PHP preg_replace() - Memory Issues. Alternative?

2019-08-09 12:53发布

问题:

In a site I'm working on, im converting strings to slugs using the answer in this question. It works, but I'm finding there are HUGE memory leak issues. I've done some research and found that this is just currently a bug in PHP.

Are there any alternatives to accomplish something like strings to slug?

EDIT:

There's another interesting angle to this problem. I'm re-developing a scraper that was made using regex (ugh, i know), so I decided to use DOMDocument / XPath as a solution.

The interesting thing is, the original regex scrape, also uses the above slugify() function, and there are no memory issues.

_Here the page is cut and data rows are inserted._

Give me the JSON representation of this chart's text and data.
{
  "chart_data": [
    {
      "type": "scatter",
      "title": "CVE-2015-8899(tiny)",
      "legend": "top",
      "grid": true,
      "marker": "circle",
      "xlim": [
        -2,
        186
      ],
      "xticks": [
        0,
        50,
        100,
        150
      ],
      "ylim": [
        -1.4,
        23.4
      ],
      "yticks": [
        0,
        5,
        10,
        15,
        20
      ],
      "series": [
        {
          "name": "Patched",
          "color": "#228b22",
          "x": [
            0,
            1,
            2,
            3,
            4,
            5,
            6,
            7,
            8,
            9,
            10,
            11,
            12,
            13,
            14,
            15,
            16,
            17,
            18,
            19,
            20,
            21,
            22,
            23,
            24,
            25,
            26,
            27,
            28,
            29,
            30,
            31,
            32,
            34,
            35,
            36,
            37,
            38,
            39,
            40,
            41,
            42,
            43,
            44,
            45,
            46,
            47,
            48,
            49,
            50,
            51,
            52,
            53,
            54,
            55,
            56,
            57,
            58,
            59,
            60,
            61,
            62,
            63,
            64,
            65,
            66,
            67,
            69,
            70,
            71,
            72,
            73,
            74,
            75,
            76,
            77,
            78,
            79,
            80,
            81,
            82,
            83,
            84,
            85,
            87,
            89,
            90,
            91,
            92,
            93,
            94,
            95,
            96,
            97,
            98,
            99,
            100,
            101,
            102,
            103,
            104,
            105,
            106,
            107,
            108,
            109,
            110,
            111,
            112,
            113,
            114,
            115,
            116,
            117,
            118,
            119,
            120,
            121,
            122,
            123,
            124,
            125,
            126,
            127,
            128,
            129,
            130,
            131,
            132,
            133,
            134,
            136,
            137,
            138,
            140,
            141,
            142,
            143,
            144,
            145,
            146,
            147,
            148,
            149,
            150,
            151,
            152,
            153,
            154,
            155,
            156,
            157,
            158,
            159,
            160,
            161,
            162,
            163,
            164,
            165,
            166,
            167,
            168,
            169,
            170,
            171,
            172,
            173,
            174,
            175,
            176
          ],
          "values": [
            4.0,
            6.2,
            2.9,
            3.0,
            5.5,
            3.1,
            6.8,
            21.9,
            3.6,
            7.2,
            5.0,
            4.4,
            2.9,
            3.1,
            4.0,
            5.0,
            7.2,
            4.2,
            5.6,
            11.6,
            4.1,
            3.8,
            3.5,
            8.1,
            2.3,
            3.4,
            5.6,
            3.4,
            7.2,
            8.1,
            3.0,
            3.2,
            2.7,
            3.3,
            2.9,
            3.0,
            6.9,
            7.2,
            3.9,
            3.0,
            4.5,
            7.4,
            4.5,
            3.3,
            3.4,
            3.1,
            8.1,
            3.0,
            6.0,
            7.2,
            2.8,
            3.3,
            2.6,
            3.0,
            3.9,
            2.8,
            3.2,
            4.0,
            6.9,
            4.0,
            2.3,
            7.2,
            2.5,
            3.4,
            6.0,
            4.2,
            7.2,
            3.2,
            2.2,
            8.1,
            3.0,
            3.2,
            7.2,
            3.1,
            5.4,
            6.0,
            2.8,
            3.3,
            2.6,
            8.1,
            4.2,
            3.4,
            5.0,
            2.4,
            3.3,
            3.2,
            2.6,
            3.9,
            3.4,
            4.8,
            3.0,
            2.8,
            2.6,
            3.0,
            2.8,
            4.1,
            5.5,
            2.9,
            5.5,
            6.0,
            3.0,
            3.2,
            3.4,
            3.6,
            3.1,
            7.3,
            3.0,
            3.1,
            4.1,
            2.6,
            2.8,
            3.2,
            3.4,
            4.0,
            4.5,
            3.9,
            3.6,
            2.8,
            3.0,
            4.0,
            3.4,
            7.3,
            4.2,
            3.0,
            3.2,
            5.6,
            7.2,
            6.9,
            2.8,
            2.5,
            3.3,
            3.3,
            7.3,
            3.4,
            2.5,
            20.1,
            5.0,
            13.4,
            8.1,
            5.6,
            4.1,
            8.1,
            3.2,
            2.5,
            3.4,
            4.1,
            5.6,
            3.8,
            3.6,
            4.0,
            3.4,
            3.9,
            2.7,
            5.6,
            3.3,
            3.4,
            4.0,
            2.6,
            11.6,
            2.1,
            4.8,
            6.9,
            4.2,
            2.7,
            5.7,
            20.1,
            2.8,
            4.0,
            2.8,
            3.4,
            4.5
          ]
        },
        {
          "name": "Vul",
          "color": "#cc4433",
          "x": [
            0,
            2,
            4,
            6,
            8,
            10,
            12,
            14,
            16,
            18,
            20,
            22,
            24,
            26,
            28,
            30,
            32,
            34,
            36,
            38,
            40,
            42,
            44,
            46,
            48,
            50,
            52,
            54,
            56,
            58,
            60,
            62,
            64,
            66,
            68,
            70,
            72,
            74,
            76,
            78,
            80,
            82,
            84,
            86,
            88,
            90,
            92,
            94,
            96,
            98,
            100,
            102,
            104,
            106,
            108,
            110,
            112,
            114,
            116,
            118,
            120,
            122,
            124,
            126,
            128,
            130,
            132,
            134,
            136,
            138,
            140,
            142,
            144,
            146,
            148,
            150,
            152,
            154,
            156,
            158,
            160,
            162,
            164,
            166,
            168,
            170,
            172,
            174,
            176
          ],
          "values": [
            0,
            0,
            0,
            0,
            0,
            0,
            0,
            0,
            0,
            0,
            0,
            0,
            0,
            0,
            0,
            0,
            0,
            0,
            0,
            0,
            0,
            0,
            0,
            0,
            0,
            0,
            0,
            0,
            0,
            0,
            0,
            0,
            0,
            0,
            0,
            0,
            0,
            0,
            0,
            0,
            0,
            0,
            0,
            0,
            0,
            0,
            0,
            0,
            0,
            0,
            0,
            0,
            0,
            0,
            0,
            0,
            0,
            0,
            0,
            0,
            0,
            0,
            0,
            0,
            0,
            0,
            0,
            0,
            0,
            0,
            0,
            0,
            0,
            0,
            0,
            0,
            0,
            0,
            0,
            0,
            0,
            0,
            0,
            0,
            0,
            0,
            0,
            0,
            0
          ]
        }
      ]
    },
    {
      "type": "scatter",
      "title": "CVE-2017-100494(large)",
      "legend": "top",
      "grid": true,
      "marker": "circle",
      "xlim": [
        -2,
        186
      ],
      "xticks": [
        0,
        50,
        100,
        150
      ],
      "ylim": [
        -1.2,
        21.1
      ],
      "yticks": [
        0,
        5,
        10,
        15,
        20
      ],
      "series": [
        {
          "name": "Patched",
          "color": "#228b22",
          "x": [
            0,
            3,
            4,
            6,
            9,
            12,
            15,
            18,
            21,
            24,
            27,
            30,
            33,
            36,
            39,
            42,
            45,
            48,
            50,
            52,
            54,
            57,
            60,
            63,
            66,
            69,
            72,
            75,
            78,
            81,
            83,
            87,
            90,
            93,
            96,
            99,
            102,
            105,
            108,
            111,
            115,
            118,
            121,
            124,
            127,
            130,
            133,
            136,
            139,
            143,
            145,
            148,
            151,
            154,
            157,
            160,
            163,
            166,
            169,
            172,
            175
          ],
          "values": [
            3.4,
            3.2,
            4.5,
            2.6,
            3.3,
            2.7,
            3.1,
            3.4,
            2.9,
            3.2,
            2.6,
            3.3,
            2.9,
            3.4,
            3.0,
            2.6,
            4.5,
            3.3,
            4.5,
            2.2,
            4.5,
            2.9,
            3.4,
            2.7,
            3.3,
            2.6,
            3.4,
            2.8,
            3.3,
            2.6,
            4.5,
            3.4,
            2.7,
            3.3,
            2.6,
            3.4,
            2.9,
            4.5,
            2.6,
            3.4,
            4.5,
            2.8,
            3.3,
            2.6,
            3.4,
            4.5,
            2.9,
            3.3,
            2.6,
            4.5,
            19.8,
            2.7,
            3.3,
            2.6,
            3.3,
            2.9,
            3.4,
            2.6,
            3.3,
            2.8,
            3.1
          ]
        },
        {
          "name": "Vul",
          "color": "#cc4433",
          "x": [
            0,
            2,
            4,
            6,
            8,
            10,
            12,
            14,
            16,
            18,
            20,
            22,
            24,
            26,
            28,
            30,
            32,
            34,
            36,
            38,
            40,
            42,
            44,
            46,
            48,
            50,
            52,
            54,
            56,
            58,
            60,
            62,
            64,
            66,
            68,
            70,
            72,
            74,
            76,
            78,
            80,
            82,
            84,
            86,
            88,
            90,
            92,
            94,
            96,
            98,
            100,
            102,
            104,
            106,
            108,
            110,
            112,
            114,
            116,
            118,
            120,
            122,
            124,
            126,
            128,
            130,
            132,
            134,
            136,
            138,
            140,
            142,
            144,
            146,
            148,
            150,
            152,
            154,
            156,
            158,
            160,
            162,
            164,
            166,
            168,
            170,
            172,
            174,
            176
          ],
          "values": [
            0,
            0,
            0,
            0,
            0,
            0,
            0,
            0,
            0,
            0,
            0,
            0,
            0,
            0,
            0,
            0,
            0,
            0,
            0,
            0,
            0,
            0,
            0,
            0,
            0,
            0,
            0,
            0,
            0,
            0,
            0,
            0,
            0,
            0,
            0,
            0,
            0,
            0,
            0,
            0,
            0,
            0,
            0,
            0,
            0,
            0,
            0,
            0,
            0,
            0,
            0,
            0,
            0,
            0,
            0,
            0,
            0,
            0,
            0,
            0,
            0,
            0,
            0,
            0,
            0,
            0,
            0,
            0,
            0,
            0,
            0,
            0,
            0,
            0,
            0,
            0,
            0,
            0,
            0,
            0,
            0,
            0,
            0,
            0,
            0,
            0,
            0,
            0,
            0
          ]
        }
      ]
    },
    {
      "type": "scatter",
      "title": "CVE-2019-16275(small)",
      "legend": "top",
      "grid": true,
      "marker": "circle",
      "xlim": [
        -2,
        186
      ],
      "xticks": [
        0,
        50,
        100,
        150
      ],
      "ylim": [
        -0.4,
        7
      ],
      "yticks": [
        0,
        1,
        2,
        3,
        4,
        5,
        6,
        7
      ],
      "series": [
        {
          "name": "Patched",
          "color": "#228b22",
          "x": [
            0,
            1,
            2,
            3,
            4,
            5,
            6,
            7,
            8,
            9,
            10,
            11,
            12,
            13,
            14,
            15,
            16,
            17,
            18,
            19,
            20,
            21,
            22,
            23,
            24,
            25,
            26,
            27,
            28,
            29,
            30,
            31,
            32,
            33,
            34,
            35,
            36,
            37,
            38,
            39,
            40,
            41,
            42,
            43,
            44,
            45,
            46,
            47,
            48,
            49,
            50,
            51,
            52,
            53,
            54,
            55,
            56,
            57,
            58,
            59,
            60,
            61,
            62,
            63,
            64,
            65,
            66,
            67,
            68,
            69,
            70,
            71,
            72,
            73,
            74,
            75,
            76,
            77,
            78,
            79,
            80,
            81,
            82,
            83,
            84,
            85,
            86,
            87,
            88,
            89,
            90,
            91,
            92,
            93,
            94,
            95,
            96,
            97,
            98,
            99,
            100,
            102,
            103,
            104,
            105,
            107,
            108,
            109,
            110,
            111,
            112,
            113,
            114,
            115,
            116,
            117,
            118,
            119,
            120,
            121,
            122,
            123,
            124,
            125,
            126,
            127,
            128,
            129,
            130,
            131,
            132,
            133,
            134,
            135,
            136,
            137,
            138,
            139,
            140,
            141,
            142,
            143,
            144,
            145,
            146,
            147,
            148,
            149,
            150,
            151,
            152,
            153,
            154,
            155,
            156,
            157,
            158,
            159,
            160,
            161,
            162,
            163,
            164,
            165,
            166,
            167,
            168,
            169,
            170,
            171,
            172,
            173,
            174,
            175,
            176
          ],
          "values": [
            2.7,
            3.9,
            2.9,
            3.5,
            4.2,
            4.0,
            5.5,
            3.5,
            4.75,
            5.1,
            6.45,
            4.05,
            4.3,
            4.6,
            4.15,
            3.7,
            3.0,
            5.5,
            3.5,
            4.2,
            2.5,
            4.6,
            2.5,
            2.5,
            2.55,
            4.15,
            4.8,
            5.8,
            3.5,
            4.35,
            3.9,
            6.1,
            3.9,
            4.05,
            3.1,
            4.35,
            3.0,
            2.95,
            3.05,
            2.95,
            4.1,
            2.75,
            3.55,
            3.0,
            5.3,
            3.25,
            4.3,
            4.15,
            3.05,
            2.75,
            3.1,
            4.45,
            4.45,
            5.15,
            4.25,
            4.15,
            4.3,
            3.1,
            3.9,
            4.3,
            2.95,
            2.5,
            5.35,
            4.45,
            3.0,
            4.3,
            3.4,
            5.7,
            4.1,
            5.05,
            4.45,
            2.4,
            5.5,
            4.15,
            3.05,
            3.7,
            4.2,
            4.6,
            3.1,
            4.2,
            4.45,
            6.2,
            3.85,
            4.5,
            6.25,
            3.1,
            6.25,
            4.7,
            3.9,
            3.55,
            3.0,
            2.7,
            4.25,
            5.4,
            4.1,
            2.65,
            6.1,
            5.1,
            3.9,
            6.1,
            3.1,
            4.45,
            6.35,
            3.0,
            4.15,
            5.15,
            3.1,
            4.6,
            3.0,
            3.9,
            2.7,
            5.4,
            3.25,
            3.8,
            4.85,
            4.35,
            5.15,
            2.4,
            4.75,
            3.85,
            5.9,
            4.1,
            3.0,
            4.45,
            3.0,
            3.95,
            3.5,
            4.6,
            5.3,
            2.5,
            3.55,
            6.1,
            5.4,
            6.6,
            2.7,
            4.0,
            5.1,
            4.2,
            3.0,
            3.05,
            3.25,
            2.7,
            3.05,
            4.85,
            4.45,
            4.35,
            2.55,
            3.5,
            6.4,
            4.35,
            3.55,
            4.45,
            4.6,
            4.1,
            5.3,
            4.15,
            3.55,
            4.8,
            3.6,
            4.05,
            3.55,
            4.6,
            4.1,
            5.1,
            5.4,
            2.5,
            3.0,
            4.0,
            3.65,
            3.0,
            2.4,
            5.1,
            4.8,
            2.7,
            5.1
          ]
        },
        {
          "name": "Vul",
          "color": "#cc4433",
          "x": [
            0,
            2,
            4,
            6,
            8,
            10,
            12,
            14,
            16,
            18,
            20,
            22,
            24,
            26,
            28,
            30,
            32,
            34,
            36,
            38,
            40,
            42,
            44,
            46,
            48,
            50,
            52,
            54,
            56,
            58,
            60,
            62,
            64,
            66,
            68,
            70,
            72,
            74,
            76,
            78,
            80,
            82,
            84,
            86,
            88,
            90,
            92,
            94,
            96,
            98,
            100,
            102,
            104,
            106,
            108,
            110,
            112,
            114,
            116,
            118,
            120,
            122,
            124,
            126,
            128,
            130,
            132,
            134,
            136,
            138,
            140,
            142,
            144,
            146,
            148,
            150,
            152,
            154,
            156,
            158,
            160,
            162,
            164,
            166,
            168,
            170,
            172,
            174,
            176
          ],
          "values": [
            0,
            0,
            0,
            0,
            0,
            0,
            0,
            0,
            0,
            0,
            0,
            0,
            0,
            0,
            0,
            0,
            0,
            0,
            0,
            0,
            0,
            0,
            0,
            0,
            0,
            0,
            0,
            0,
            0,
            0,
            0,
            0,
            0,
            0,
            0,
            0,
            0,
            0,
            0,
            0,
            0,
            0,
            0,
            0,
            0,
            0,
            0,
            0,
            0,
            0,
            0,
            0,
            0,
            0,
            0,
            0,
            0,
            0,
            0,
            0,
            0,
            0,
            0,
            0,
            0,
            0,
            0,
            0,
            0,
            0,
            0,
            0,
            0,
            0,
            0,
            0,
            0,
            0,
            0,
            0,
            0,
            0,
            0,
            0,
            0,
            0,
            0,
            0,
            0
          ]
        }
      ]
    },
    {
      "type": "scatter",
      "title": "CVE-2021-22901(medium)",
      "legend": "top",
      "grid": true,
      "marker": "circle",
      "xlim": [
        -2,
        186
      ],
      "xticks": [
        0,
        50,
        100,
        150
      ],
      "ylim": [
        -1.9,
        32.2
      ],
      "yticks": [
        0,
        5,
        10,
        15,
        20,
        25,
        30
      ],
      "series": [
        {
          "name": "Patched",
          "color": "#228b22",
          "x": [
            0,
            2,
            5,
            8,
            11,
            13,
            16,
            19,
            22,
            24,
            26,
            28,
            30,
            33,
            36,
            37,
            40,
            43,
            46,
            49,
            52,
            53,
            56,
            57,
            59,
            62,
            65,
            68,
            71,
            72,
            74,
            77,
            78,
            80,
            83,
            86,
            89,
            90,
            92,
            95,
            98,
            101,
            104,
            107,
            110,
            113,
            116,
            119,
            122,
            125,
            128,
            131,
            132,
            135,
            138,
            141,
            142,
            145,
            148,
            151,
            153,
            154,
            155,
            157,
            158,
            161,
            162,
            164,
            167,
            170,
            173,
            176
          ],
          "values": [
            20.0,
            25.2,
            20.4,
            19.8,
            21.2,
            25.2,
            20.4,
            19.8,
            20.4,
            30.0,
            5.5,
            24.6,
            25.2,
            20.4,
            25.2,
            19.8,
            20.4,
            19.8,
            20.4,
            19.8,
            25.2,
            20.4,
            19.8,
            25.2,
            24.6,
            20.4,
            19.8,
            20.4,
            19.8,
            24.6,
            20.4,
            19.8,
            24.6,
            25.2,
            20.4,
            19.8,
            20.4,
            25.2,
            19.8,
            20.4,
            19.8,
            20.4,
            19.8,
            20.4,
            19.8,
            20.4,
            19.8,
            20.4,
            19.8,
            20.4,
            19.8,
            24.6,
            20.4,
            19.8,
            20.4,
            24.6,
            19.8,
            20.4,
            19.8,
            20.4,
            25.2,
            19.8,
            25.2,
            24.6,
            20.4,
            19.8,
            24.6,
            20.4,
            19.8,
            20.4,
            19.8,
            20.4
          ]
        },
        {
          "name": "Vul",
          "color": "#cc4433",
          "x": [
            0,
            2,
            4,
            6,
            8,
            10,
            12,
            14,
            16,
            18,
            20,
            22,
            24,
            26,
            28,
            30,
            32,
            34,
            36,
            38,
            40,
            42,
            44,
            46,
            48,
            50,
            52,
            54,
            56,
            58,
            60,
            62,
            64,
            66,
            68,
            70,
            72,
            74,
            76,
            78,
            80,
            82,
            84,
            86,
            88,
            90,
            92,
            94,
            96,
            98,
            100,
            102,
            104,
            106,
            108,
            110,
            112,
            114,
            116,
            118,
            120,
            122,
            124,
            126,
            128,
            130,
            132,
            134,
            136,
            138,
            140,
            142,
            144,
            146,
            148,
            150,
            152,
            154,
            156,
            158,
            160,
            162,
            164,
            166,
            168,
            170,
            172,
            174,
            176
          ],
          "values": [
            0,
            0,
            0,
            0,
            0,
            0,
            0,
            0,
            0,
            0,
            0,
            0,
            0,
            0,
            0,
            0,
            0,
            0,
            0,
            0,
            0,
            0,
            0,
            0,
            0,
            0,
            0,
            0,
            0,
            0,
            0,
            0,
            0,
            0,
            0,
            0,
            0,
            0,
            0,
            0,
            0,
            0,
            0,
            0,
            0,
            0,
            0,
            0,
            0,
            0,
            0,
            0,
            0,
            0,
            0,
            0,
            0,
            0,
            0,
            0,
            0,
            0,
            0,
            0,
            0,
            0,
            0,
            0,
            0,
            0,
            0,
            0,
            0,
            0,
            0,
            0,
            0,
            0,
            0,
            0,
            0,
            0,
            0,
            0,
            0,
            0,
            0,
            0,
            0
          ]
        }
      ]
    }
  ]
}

However, once I setup the DOMDocument scrape, the scrape crashes halfway through and the error is always on the preg_replace() line in the slugify() function above.

So despite both scenarios using the exact same slugify() function, only the DOMDocument version crashes on the preg_replace() line

回答1:

Preg_replace is pretty good for this, but an alternative is to hack them out using http://php.net/manual/en/function.str-replace.php



回答2:

By unsetting the variable, you should be able to free up some memory. Yes it's dirty but might work

static public function slugify($text) {    
  // replace non letter or digits by -   
  $text2 = preg_replace('~[^\\pL\d]+~u', '-', $text);

  // unset $text to free up space
  unset($text);
  // trim   
  $text2 = trim($text2, '-');

  // transliterate   
  $text2 = iconv('utf-8', 'us-ascii//TRANSLIT', $text2);

  // lowercase
  $text2 = strtolower($text2);

  // remove unwanted characters
  $text = preg_replace('~[^-\w]+~', '', $text2);

  // unset $text2 to free up space
  unset($text2);

  if (empty($text))   {
    return 'n-a';   
  }
  return $text; 
}

https://bugs.php.net/bug.php?id=35258&edit=1

http://www.php.net/manual/en/function.preg-replace.php#84285

Hopefully you find a cleaner solution.



回答3:

I found this bug https://bugs.php.net/bug.php?id=38728 and it says to use the mb_eregi_replace() function insead.

It worked for me.